Saturday, April 15, 2006


在王子酒店巧遇梁漢文! So happy! I hope I can find someone like him, so my type of guy!

Anyway, today didn't pass as badly as I thought. My phone did not ring for too many times. It doesn't matter. It did not ring much when I was dating either. I played pool twice today. Crazy Friday! And I am glad that my mom was there to watch me for a bit and then at night my dad was there too. It's the first time I played with him. It seems that it could be a potential activity that we do together, bridging the generation gap!

Saturday.... another day that I am supposed to be out. I think I will stay home and read and study. Originally I have two tickets for a Japanese horror in Langham Palace at 1130pm. Now I think I may give up the tickets. It's kind of stupid to go to Kowloon to see a movie for only one hour. If there were two of us, the case and feeling would be different. Now, things changed and so did my feelings.

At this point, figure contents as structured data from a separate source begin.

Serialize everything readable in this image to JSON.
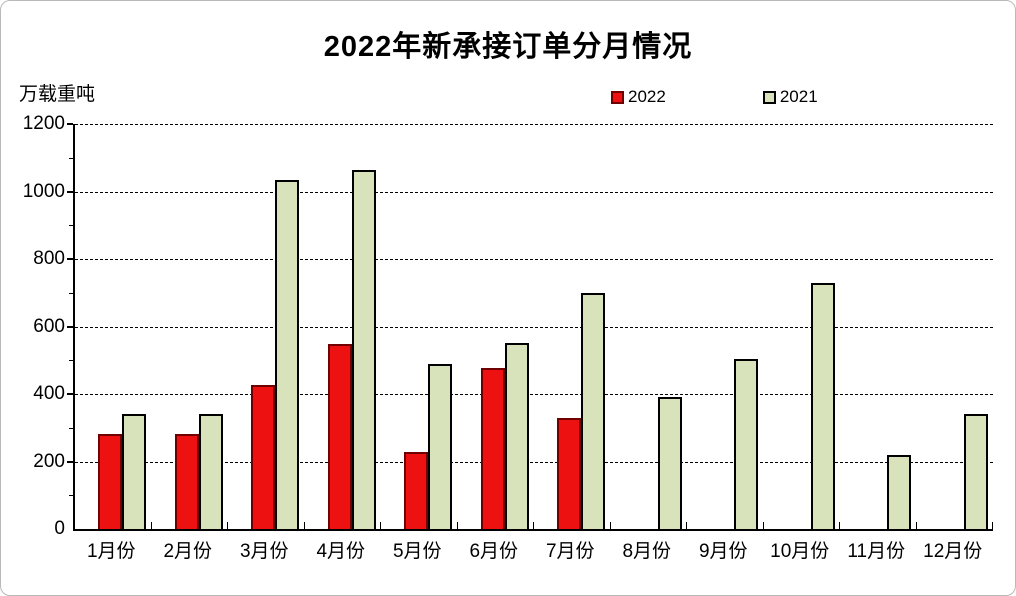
{
  "frame": {
    "background": "#ffffff",
    "border_color": "#b9b9b9"
  },
  "chart_data": {
    "type": "bar",
    "title": "2022年新承接订单分月情况",
    "ylabel": "万载重吨",
    "xlabel": "",
    "categories": [
      "1月份",
      "2月份",
      "3月份",
      "4月份",
      "5月份",
      "6月份",
      "7月份",
      "8月份",
      "9月份",
      "10月份",
      "11月份",
      "12月份"
    ],
    "series": [
      {
        "name": "2022",
        "fill": "#ee1111",
        "border": "#700000",
        "values": [
          282,
          283,
          428,
          548,
          228,
          476,
          328,
          null,
          null,
          null,
          null,
          null
        ]
      },
      {
        "name": "2021",
        "fill": "#d9e3bb",
        "border": "#000000",
        "values": [
          340,
          342,
          1035,
          1065,
          490,
          550,
          698,
          390,
          505,
          730,
          218,
          340
        ]
      }
    ],
    "ylim": [
      0,
      1200
    ],
    "yticks": [
      0,
      200,
      400,
      600,
      800,
      1000,
      1200
    ],
    "minor_tick_step": 100,
    "grid": "horizontal-dashed",
    "grid_color": "#000000",
    "legend_position": "top-center",
    "text_color": "#000000"
  }
}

I don't know why I fucked up this time, again and again. Am I the one to blame? I just demand a little more action in calling me and this still can't be done. I really don't understand the logic behind. What am I? You tried so hard to get me and then put me aside. What am I? What am I? I think I know the way two people can maintain a relationship. It's just so not your way.

Just want to say 梁漢文 is not the type of guy who works in Cafe de Carol. He is cool in my eyes. So what?